Effects of buprenorphine/naloxone in opioid-dependent humans

RATIONALE: Buprenorphine is a partial mu opioid agonist under development as a sublingual (SL) medication for opioid dependence treatment in the United States. Because buprenorphine may be abused, tablets combining buprenorphine with naloxone in a 4:1 ratio have been developed to reduce that risk. Low doses of injected buprenorphine/naloxone have been tested in opioid-dependent subjects, but higher doses (more than 2 mg of either medication) and direct comparisons to SL buprenorphine/naloxone have not been examined. OBJECTIVES: To assess and compare the effects of intramuscular (i.m.) versus SL buprenorphine/naloxone in opioid-dependent volunteers. METHODS: Opioid-dependent volunteers were maintained on 40 mg per day of oral hydromorphone while on a residential research ward. After safety testing in two pilot subjects, participants (n = 8) were tested with both i.m. and SL buprenorphine/naloxone (1/0.25, 2/0.5, 4/1, 8/2, 16/4 mg); i.m. hydromorphone (10 mg) and naloxone (0.25 mg); both i.m. and SL buprenorphine alone (8 mg); and placebo.

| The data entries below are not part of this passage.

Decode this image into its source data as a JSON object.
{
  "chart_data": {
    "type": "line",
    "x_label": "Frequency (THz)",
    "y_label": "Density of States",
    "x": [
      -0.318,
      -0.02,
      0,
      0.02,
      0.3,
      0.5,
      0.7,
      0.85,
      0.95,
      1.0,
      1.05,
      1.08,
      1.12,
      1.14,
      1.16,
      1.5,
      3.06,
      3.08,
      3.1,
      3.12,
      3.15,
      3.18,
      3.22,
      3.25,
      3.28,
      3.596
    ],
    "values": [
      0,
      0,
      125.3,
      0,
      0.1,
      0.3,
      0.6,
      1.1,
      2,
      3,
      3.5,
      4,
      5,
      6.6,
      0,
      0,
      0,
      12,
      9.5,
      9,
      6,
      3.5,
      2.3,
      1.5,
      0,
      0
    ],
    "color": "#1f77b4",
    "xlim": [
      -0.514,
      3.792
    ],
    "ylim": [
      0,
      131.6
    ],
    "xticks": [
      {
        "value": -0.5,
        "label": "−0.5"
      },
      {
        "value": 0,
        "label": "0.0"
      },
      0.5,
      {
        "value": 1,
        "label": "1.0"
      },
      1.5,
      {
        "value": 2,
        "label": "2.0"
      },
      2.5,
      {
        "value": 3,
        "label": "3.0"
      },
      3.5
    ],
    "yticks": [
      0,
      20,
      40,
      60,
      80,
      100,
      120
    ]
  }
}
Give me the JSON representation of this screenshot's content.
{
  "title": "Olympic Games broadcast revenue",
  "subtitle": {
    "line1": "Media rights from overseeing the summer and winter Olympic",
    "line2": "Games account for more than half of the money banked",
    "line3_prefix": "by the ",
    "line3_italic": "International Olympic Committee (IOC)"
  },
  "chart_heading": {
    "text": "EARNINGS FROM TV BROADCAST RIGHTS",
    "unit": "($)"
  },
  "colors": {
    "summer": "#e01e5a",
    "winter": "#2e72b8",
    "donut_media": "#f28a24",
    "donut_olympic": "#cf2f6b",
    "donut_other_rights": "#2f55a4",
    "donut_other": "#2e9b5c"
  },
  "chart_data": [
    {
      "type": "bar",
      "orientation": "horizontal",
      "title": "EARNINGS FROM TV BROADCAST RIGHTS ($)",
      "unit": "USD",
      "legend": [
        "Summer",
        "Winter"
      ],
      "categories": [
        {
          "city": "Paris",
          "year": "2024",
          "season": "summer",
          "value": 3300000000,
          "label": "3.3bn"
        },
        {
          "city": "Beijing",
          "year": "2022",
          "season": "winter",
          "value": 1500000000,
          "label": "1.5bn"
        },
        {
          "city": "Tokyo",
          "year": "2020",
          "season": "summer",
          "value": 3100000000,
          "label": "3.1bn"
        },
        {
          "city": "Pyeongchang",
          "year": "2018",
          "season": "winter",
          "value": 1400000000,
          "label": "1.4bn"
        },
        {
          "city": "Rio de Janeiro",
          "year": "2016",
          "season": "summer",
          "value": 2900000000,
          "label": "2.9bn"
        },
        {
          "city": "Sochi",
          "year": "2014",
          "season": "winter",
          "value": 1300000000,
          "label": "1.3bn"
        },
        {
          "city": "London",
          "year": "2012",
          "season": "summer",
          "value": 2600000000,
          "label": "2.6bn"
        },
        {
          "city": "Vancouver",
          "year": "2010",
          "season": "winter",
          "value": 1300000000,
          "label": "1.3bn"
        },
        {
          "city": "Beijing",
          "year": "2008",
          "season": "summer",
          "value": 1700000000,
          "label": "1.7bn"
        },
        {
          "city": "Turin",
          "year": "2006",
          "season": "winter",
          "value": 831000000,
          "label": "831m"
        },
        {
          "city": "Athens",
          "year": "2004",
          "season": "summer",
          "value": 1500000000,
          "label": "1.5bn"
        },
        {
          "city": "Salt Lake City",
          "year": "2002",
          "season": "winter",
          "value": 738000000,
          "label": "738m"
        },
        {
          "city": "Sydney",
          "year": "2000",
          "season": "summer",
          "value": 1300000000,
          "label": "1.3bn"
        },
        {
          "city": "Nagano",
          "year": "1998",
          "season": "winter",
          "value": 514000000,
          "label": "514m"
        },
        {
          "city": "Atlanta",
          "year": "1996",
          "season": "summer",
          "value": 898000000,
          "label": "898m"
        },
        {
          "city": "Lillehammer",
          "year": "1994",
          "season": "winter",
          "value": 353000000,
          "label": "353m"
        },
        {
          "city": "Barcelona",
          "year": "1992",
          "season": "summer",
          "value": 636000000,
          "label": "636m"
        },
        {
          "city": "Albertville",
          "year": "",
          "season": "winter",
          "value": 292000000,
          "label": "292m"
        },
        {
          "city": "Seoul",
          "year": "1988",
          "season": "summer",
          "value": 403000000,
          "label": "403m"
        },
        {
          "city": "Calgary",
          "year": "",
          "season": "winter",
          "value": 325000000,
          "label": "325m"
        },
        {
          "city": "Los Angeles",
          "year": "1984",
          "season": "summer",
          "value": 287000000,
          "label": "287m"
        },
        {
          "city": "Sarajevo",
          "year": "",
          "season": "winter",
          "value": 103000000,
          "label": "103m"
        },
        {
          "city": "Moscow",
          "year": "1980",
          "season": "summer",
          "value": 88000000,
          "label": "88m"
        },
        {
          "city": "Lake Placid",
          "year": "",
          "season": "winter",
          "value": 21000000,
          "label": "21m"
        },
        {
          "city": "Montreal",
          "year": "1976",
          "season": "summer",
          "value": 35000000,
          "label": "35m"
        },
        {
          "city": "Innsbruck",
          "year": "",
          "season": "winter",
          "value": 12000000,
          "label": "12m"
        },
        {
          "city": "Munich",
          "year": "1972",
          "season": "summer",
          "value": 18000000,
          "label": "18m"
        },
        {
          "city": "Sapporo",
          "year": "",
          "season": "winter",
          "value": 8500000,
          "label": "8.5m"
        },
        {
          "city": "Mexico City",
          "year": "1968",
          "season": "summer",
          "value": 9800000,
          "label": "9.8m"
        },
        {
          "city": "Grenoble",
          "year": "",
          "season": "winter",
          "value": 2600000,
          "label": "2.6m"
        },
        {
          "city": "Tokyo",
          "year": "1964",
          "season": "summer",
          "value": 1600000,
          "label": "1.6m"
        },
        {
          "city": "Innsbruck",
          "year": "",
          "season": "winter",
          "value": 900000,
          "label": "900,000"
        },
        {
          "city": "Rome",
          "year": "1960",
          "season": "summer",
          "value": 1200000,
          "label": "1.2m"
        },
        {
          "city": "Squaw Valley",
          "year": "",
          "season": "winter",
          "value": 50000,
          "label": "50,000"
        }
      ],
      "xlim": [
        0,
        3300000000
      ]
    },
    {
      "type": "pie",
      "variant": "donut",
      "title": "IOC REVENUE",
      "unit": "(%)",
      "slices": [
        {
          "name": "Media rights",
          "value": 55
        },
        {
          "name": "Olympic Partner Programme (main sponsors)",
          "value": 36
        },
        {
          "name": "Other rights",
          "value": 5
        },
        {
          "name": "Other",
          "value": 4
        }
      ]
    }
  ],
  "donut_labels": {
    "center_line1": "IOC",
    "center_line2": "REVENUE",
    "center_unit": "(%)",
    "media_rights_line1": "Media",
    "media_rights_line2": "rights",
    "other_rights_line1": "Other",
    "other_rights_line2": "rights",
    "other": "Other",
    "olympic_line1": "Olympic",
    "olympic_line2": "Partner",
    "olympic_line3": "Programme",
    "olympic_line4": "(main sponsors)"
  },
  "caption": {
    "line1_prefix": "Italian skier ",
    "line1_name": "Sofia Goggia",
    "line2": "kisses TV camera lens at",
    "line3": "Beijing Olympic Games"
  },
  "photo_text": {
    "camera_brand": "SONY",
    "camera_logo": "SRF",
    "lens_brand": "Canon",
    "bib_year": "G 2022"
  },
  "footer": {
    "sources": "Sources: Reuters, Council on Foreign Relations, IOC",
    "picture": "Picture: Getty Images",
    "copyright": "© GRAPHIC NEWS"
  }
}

Test sessions were twice per week; dosing was double-blind. RESULTS: Intramuscular buprenorphine/naloxone produced dose-related increases on indices of opioid antagonist effects. Effects were consistent with naloxone-precipitated withdrawal, and were short-lived. As withdrawal effects dissipated, euphoric opioid agonist effects from buprenorphine did not appear. Sublingual buprenorphine/naloxone produced neither opioid agonist nor antagonist effects. CONCLUSIONS: Intramuscular injection of buprenorphine/naloxone precipitates withdrawal in opioid dependent persons; therefore, the combination has a low abuse potential by the injection route in this population. Sublingual buprenorphine/naloxone by tablet is well tolerated in opioid dependent subjects, and shows neither adverse effects (i.e., precipitated withdrawal) nor a high abuse potential (i.e., opioid agonist effects).